I am indeed, Josh thought as he paid for his meal and accepted the white paper bag and foam coffee cup she handed him. What are the odds of that?
“I’m not knocking a single mother trying to make her way in the world, bless her heart,” Wanda went on. “I just think we didn’t have to turn ourselves inside out like this to survive. Matrim’s Valley has been here for three generations and survived its share of hard times without changing the name of everything in sight.”
Josh had taken two steps toward the door before he fully absorbed what she’d said: single mother.
Jean was a mother? She had said “family obligations,” hadn’t she?
It shouldn’t have surprised him—Jean had always been the type to want marriage and a family. She’d worked in a bridal shop all through college. She’d given an eager “yes” to his proposal. They’d planned on a family, eventually, once the business stopped eating his every waking moment. Things never got that far. And now she was a mother.
But a single mother. A barrage of questions rose up in his mind as he crossed the street back toward the inn. For a guy who made his living on the internet, he’d been way out of touch with college friends. Did she marry? Whom? When? And what had happened to end it?

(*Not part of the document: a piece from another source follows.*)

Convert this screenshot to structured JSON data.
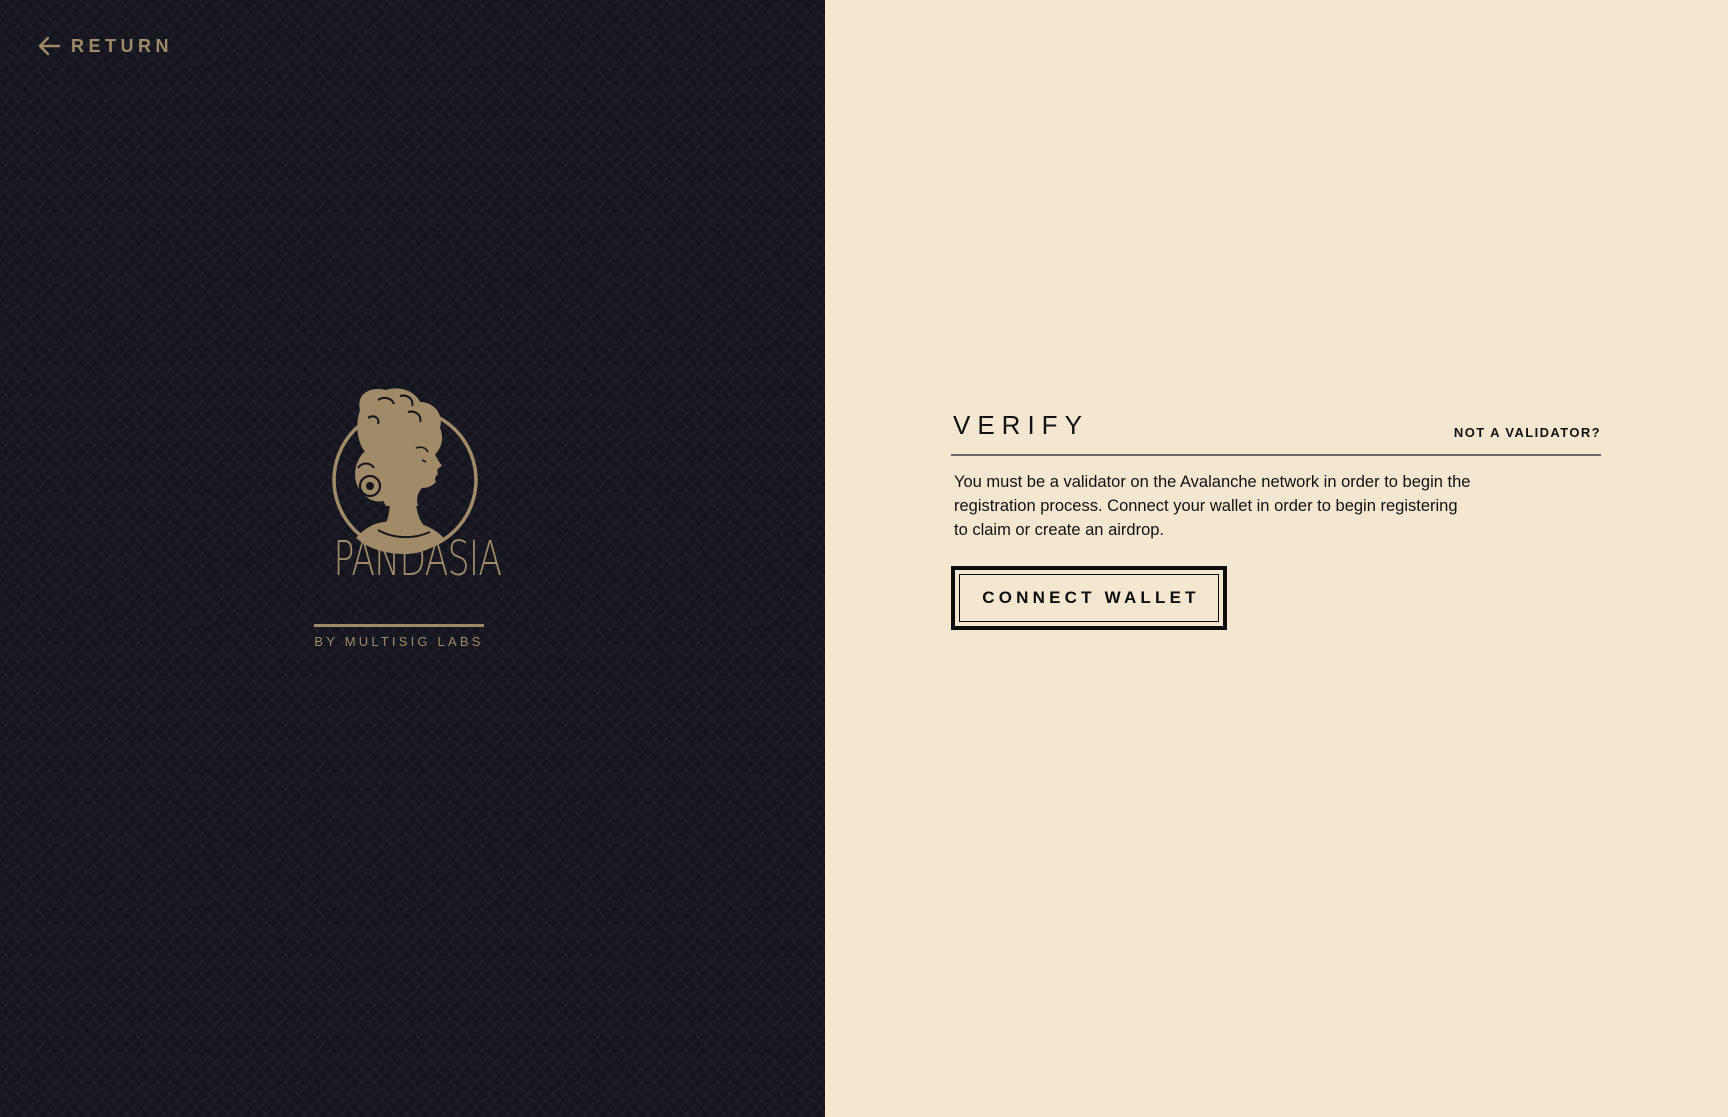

It should have been him she married. Of course, he had no right to say that now, but there had been a time when he felt that way. They’d been madly in love back in college. His senior year, he’d been king of the world, watching everything in his life line up to launch him toward the stars with Jean beside him. Nothing was beyond his reach. His final semester was a blur of parties and congratulations and that one spectacular night spent with Jean reveling in his golden future.
Things went too far after that night—and they both knew it—but they would have been making a new life together in San Jose, so it hadn’t felt like a mistake. In truth, he’d thought that night marked the end of her second thoughts about joining him in California. He was so full of himself back then that he’d simply assumed he’d won her over.
She came to California, but she never really settled in. His relentless pace bothered her in ways it never had in school. She couldn’t seem to make friends, claiming Silicon Valley’s posturing grated on her down-home sensibilities. She grew so moody and distant that by the time news came of her father’s illness, they’d both used it as an excuse for her to disappear back east “just until things got better.”
They never did.
There were emails and phone calls, but the lapses grew longer as the flat-out scramble of a software start-up consumed his attention. He had always meant to call her but somehow never did. A part of him knew he’d have to face the wrong of that someday, he just didn’t count on it being here and now.
He’d gradually shut down his connection to her, telling himself Jean was never really the kind of woman to take to West Coast life. It wasn’t that he couldn’t find her—he was a brilliant man with a fortune in technology at his disposal—he just never managed to follow through. He’d let her slip from his life, telling himself he didn’t regret it.
Only he did regret it. And it felt like life was getting ready to show him how much.
Josh paced his room while he waited for his chief of operations, Matt Palmer, to respond to his text. He’d asked, “Can you video chat right now?”